Whether it be contagious yawning or mirrored social behaviors, the MNS is constantly working to anticipate, understand, and perceive the actions and emotions of others, especially those we are most familiar with.

Social learning is impacted when the MNS experiences deficits. ASD research is currently focused on developing early interventions to improve social learning in autistic children. One example is the Early Start Denver Model (ESDM) [27]. This intervention emphasizes joint play and routines between adults and autistic children. They complete the same activities in a mirroring way, involving everything from vocal and body movement imitation to sharing and turn-taking of an activity.
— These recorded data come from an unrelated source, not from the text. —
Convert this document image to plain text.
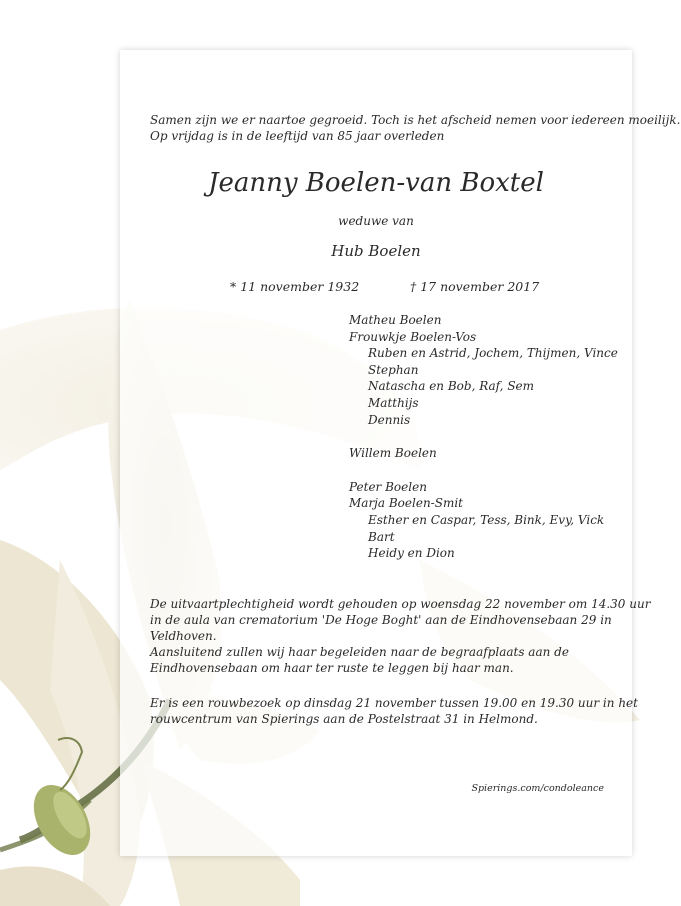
Samen zijn we er naartoe gegroeid. Toch is het afscheid nemen voor iedereen moeilijk.
Op vrijdag is in de leeftijd van 85 jaar overleden
Jeanny Boelen-van Boxtel
weduwe van
Hub Boelen
* 11 november 1932	† 17 november 2017
Matheu Boelen
Frouwkje Boelen-Vos
Ruben en Astrid, Jochem, Thijmen, Vince
Stephan
Natascha en Bob, Raf, Sem
Matthijs
Dennis
Willem Boelen
Peter Boelen
Marja Boelen-Smit
Esther en Caspar, Tess, Bink, Evy, Vick
Bart
Heidy en Dion
De uitvaartplechtigheid wordt gehouden op woensdag 22 november om 14.30 uur
in de aula van crematorium 'De Hoge Boght' aan de Eindhovensebaan 29 in
Veldhoven.
Aansluitend zullen wij haar begeleiden naar de begraafplaats aan de
Eindhovensebaan om haar ter ruste te leggen bij haar man.
Er is een rouwbezoek op dinsdag 21 november tussen 19.00 en 19.30 uur in het
rouwcentrum van Spierings aan de Postelstraat 31 in Helmond.
Spierings.com/condoleance
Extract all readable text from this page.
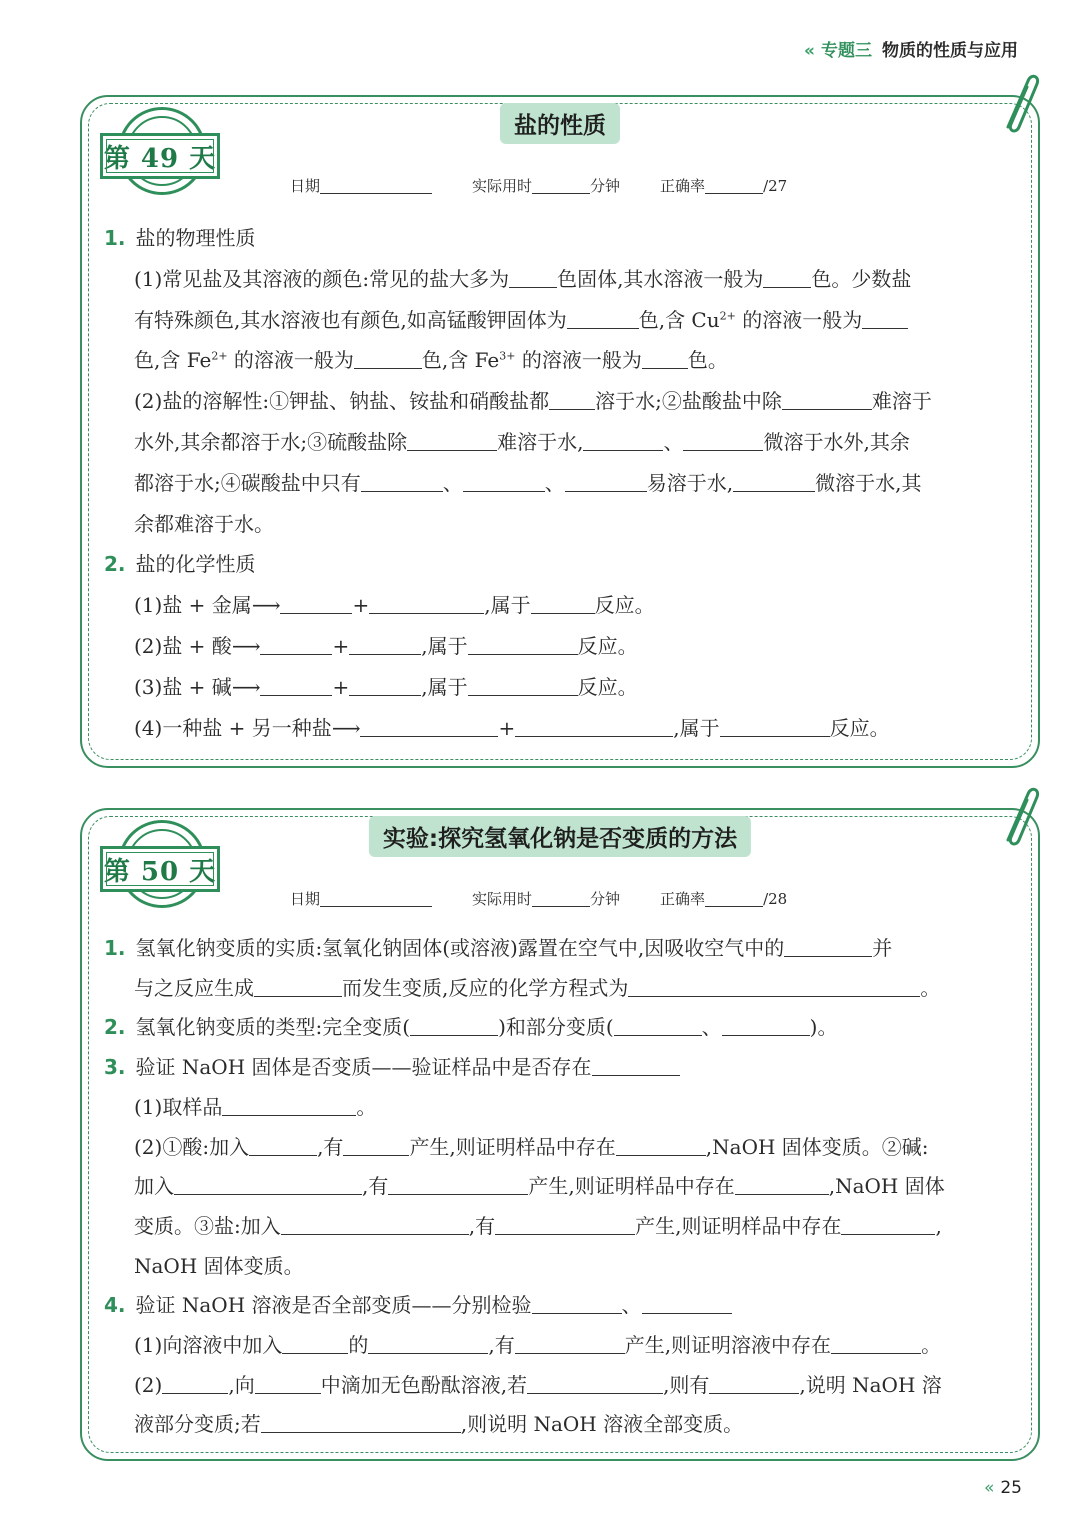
« 专题三 物质的性质与应用
盐的性质
第 49 天
日期	实际用时	分钟	正确率	/27

1. 盐的物理性质

(1)常见盐及其溶液的颜色:常见的盐大多为 色固体,其水溶液一般为 色。少数盐

有特殊颜色,其水溶液也有颜色,如高锰酸钾固体为	色,含 $Cu^{2+}$ 的溶液一般为

色,含 $Fe^{2+}$ 的溶液一般为	色,含 $Fe^{3+}$ 的溶液一般为 色。

(2)盐的溶解性:①钾盐、钠盐、铵盐和硝酸盐都 溶于水;②盐酸盐中除	难溶于

水外,其余都溶于水;③硫酸盐除	难溶于水,	、	微溶于水外,其余

都溶于水;④碳酸盐中只有	、	、	易溶于水,	微溶于水,其

余都难溶于水。

2. 盐的化学性质

(1)盐 + 金属⟶	+	,属于	反应。

(2)盐 + 酸⟶	+	,属于	反应。

(3)盐 + 碱⟶	+	,属于	反应。

(4)一种盐 + 另一种盐⟶	+	,属于	反应。

实验:探究氢氧化钠是否变质的方法
第 50 天
日期	实际用时	分钟	正确率	/28

1. 氢氧化钠变质的实质:氢氧化钠固体(或溶液)露置在空气中,因吸收空气中的	并

与之反应生成	而发生变质,反应的化学方程式为	。

2. 氢氧化钠变质的类型:完全变质(	)和部分变质(	、	)。

3. 验证 NaOH 固体是否变质——验证样品中是否存在

(1)取样品	。

(2)①酸:加入	,有	产生,则证明样品中存在	,NaOH 固体变质。②碱:

加入	,有	产生,则证明样品中存在	,NaOH 固体

变质。③盐:加入	,有	产生,则证明样品中存在	,

NaOH 固体变质。

4. 验证 NaOH 溶液是否全部变质——分别检验	、

(1)向溶液中加入	的	,有	产生,则证明溶液中存在	。

(2)	,向	中滴加无色酚酞溶液,若	,则有	,说明 NaOH 溶

液部分变质;若	,则说明 NaOH 溶液全部变质。

« 25
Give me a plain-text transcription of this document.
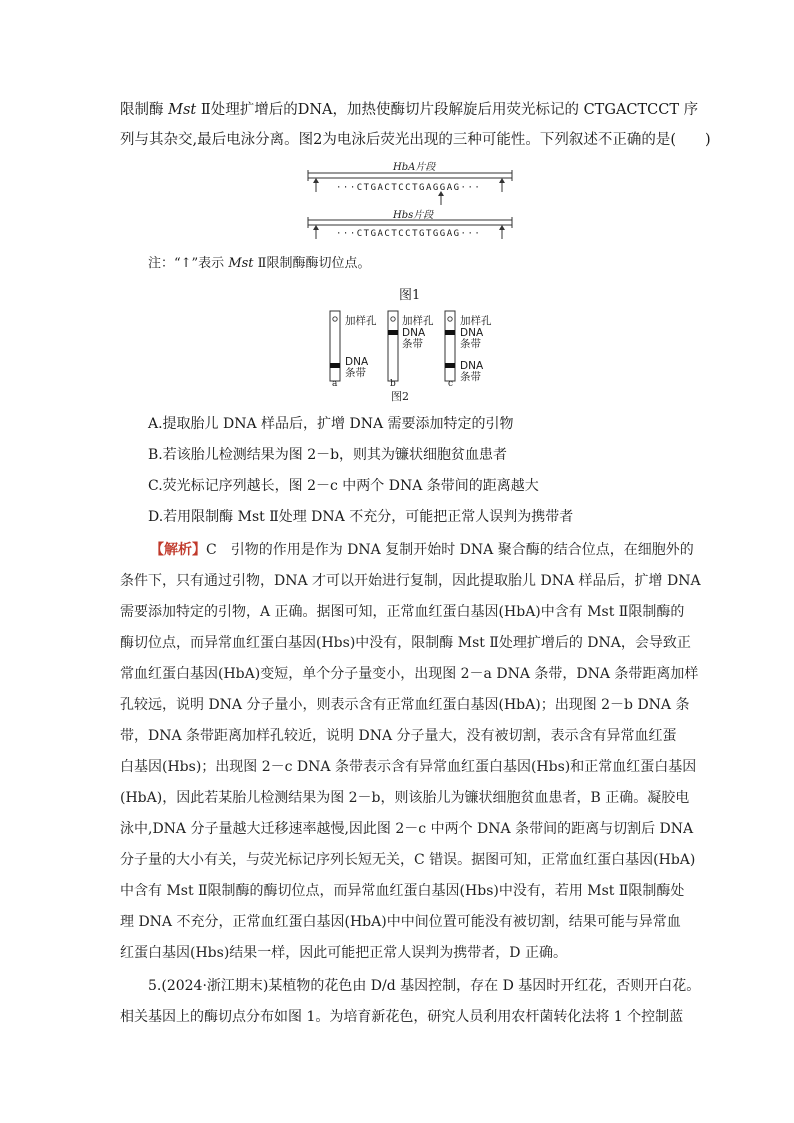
限制酶 Mst Ⅱ处理扩增后的DNA，加热使酶切片段解旋后用荧光标记的 CTGACTCCT 序
列与其杂交,最后电泳分离。图2为电泳后荧光出现的三种可能性。下列叙述不正确的是(　　)
HbA片段
···CTGACTCCTGAGGAG···
Hbs片段
···CTGACTCCTGTGGAG···
注：“↑”表示 Mst Ⅱ限制酶酶切位点。
图1
加样孔
DNA
条带
a
加样孔
DNA
条带
b
加样孔
DNA
条带
DNA
条带
c
图2
A.提取胎儿 DNA 样品后，扩增 DNA 需要添加特定的引物
B.若该胎儿检测结果为图 2－b，则其为镰状细胞贫血患者
C.荧光标记序列越长，图 2－c 中两个 DNA 条带间的距离越大
D.若用限制酶 Mst Ⅱ处理 DNA 不充分，可能把正常人误判为携带者
【解析】C　引物的作用是作为 DNA 复制开始时 DNA 聚合酶的结合位点，在细胞外的
条件下，只有通过引物，DNA 才可以开始进行复制，因此提取胎儿 DNA 样品后，扩增 DNA
需要添加特定的引物，A 正确。据图可知，正常血红蛋白基因(HbA)中含有 Mst Ⅱ限制酶的
酶切位点，而异常血红蛋白基因(Hbs)中没有，限制酶 Mst Ⅱ处理扩增后的 DNA，会导致正
常血红蛋白基因(HbA)变短，单个分子量变小，出现图 2－a DNA 条带，DNA 条带距离加样
孔较远，说明 DNA 分子量小，则表示含有正常血红蛋白基因(HbA)；出现图 2－b DNA 条
带，DNA 条带距离加样孔较近，说明 DNA 分子量大，没有被切割，表示含有异常血红蛋
白基因(Hbs)；出现图 2－c DNA 条带表示含有异常血红蛋白基因(Hbs)和正常血红蛋白基因
(HbA)，因此若某胎儿检测结果为图 2－b，则该胎儿为镰状细胞贫血患者，B 正确。凝胶电
泳中,DNA 分子量越大迁移速率越慢,因此图 2－c 中两个 DNA 条带间的距离与切割后 DNA
分子量的大小有关，与荧光标记序列长短无关，C 错误。据图可知，正常血红蛋白基因(HbA)
中含有 Mst Ⅱ限制酶的酶切位点，而异常血红蛋白基因(Hbs)中没有，若用 Mst Ⅱ限制酶处
理 DNA 不充分，正常血红蛋白基因(HbA)中中间位置可能没有被切割，结果可能与异常血
红蛋白基因(Hbs)结果一样，因此可能把正常人误判为携带者，D 正确。
5.(2024·浙江期末)某植物的花色由 D/d 基因控制，存在 D 基因时开红花，否则开白花。
相关基因上的酶切点分布如图 1。为培育新花色，研究人员利用农杆菌转化法将 1 个控制蓝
This therapy engages the sensory and motor systems in the mirror-neuron-dense areas of the developing brain [27]. Thus, the child experiences increased social learning to strengthen sociability. 

Another understudied intervention utilizing the function of mirror neurons is Action Observation Treatment (AOT) [28]. This treatment does what its name implies: patients in rehabilitation from neurological issues watch a video of a person doing an action and then replicate it. This utilizes the MNS and helps form pathways in the brain that can lead to an increase in motor function [28]. This can help people post-stroke or those with Parkinson’s who are rehabilitating movement. Although currently understudied, AOT is a prime example of how studying the MNS can lead to better intervention for more people, not just those with Autism. 

While scientists are still reflecting on the role of mirror neurons in ASD and social learning, the MNS is a promising target for not only ASD intervention, but potentially other diseases and disorders where individuals experience social, emotional, or motor deficits such as stroke, ALS, Parkinson’s, Schizophrenia, phantom limb pain, etc. The MNS also serves as a neurobiological basis for empathy, a pillar of the human experience. Mirror neurons remind us that empathy is not solely based on shared experiences, but is rooted in evolutionarily special brain cells whose role is to mentally mirror another individual’s actions or state to promote social bonds, understanding, and compassion.